Jak w temacie. Kwota stałego bez zmian, ale jednak zmiana dochodu nastąpiła. Mazurkiewicz na szkoleniu mówił, ze trzeba. Jak praktykujecie w waszych ośrodkach?
My też robimy wywiad w związku ze zmianą dochodu, tyle że poprosiliśmy "naszych" aby to oni do nas podeszli wypełnić wszystko u nas na miejscu bo nie wiadomo w co ręce wsadzić, idziemy tylko do osób, które nie są wstanie same przyjść.
My nie robimy wywiadów, zmiana < 10% kryterium dochodowego więc brak zmiany zasiłku klienta. Jakbyśmy mieli robić to przecież wypadałoby u większości klientów co miesiąc dziabać - co chwila coś się o parę złotych zmienia - mieszkaniowy, energetyczny, wynagrodzenie, prace dorywcze itd.
Zmieniając trochę temat - wzrost pielęgnacyjnego nie wpłynął na zmianę z. stałego co sporą część osób samotnych pozbawiło uprawnień do z. celowych - np. na leki. (razem pielęgnacyjny + stały przekracza k. dochodowe) - jest to u Was problem? Odmawiacie? Przyznajecie specjalne z. celowe?
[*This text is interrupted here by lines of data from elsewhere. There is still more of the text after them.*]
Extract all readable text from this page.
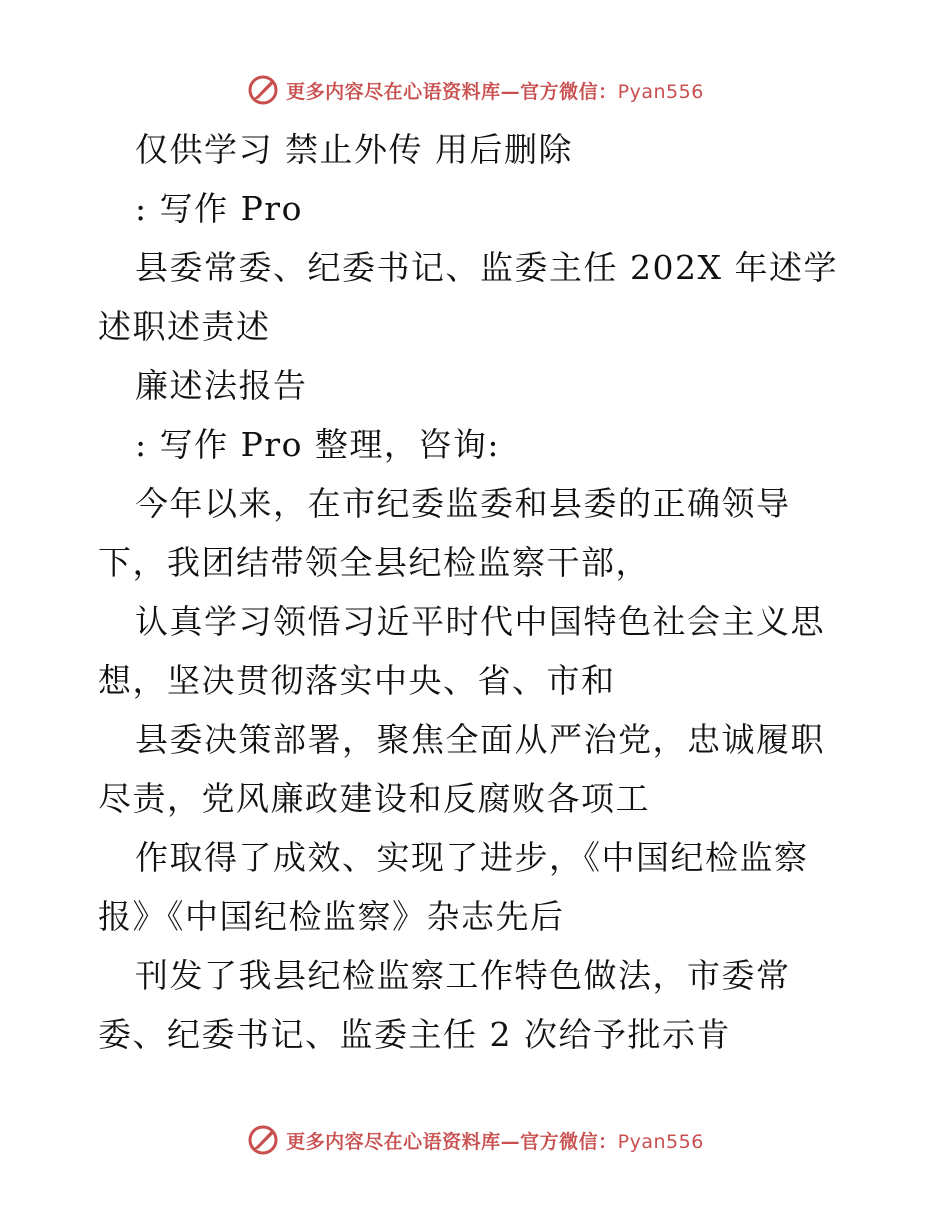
更多内容尽在心语资料库—官方微信：Pyan556

仅供学习 禁止外传 用后删除

: 写作 Pro

县委常委、纪委书记、监委主任 202X 年述学述职述责述

廉述法报告

: 写作 Pro 整理，咨询:

今年以来，在市纪委监委和县委的正确领导下，我团结带领全县纪检监察干部，

认真学习领悟习近平时代中国特色社会主义思想，坚决贯彻落实中央、省、市和

县委决策部署，聚焦全面从严治党，忠诚履职尽责，党风廉政建设和反腐败各项工

作取得了成效、实现了进步，《中国纪检监察报》《中国纪检监察》杂志先后

刊发了我县纪检监察工作特色做法，市委常委、纪委书记、监委主任 2 次给予批示肯

更多内容尽在心语资料库—官方微信：Pyan556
Mieszkaniowy zmienia się co pół roku, o ile się zmienia, energetyczny ma zmianę raz w roku. Większość naszych jest "załatwianych" na bieżąco, jeśli przychodzą po celówki, pozostali raz na pół roku, chyba że nastąpi jakaś zmiana, np jak teraz.
Tak my przyznajemy specjalne celowe, i to bardzo często.
Przykładowo masz klienta, którego dochód do zasiłek stały (do pewnej wysokości, nigdy nie pełnej), zasiłek pielęgnacyjny, dodatek mieszkaniowy i energetyczny, suma tych dochodów przekracza kryterium dochodowe, np do 100zł, a dana osoba np ma ogrzewanie elektryczne czy gazowe, gdzie 3/4 dochodu pochłania właśnie rachunek za ogrzewanie, i nagle po opłaceniu wszystkich rachunków zostaje tej osobie ok 100-200zł na zakup leków, środków hig i przeżycie, więc musimy pomóc takiej osobie przyznając specjalne celówki, na leki, na dożywianie, czy na ogrzewanie ze względu na trudną sytuację zdrowotną jak i materialną. Logiczne że nie wystarczy 100-200zł na cały miesiąc na samo wyżywienie.